Suzanne closes the chapter, titled "On the Plateau,&" this way: "In 1983 when I came to Georgia to my first college coaching job, I dreamed that someday mature gymnasts would do Olympic-level skills in the vibrant college atmosphere. In the 22 years since then hundreds of club gyms have sprung up like mushrooms all over the country, producing thousands of talented young gymnasts. NCAA scoring standards have become much more challenging over the years.

"But, even so, as these exceptional gymnasts have come into the college ranks, the winning scores at the national championship have risen about 10 points. My dreams have been fulfilled and surpassed. Women's collegiate gymnastics is the best gymnastics in the world today."

Suzanne wrote that just after the GymDogs had won the 2005 NCAA national championship.

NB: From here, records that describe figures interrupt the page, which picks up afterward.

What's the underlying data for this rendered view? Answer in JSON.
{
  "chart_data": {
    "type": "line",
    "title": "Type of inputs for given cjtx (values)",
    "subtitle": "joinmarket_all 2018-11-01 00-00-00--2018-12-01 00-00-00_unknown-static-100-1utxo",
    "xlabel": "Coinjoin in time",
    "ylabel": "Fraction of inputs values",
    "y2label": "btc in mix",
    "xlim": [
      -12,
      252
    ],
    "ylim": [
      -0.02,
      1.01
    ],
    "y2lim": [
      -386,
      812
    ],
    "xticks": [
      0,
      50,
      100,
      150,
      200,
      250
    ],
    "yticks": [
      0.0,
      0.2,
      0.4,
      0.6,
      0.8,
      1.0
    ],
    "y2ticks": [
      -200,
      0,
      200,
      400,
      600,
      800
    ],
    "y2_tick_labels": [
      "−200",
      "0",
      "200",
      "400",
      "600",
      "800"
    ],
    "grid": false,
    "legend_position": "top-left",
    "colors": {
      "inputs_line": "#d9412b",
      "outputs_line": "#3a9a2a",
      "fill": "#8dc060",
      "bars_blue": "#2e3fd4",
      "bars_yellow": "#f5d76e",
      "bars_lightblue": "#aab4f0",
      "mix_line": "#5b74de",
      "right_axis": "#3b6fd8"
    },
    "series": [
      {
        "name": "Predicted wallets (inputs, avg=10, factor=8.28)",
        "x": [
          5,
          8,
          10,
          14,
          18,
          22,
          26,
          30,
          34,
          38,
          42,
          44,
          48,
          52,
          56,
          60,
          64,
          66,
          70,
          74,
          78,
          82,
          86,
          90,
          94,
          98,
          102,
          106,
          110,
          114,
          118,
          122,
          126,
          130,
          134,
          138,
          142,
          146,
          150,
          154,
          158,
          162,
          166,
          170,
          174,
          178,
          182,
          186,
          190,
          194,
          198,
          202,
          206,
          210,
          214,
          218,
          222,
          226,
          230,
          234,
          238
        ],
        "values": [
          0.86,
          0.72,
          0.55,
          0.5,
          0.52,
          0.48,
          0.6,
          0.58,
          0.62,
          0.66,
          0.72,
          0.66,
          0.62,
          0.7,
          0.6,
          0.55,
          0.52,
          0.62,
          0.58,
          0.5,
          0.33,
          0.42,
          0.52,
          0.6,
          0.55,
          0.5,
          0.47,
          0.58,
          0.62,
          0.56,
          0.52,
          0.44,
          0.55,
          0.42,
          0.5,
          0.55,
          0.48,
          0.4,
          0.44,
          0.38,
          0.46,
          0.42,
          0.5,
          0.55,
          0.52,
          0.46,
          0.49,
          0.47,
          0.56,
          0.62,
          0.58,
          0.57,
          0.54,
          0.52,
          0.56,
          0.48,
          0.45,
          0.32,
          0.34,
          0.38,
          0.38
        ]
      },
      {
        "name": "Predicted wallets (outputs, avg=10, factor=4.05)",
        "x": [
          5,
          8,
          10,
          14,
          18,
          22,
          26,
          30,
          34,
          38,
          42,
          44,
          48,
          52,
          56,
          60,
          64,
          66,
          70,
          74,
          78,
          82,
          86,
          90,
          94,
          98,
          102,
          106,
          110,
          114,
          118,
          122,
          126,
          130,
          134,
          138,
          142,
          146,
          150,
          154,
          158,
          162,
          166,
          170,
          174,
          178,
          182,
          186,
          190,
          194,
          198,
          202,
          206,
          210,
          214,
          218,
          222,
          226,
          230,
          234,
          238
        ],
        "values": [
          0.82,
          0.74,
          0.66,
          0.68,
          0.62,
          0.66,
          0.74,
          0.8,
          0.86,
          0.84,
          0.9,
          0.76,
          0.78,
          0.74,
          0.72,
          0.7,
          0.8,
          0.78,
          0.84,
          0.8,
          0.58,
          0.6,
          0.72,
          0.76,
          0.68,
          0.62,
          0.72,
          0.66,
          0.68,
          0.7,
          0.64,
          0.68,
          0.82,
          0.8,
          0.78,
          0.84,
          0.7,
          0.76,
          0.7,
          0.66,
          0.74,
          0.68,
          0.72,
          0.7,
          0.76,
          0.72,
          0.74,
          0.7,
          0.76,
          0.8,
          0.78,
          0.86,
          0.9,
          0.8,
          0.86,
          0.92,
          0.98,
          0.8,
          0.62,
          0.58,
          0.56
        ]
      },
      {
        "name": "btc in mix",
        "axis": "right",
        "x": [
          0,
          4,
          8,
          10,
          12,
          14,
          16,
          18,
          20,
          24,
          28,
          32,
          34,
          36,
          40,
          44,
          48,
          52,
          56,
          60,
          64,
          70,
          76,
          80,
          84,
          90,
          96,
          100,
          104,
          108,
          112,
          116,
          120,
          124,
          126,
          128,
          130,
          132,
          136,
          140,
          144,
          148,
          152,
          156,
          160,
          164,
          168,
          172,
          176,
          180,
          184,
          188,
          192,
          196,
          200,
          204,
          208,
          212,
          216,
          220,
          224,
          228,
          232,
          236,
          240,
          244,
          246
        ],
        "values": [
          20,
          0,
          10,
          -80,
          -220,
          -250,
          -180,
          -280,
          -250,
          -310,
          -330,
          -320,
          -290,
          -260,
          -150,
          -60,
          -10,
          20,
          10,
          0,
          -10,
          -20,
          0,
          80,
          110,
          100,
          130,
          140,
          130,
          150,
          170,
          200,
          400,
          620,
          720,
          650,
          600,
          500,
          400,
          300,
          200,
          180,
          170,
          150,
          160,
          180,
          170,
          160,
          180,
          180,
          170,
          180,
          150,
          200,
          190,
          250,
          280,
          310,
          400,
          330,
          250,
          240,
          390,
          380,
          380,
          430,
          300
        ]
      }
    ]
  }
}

The GymDogs went on to go undefeated in 2006, winning their seventh NCAA championship. And with the entire lineup who won the 2006 championship returning, joining another former U.S. Olympian and five other outstanding freshmen, the college gymnastics coaches predicted, almost unanimously, that Suzanne's GymDogs will be champion in 2007 as well.

I can't imagine the Georgia gymnastics program and Suzanne Yoculan going much higher. So I think I'll get back to writing my environmental book.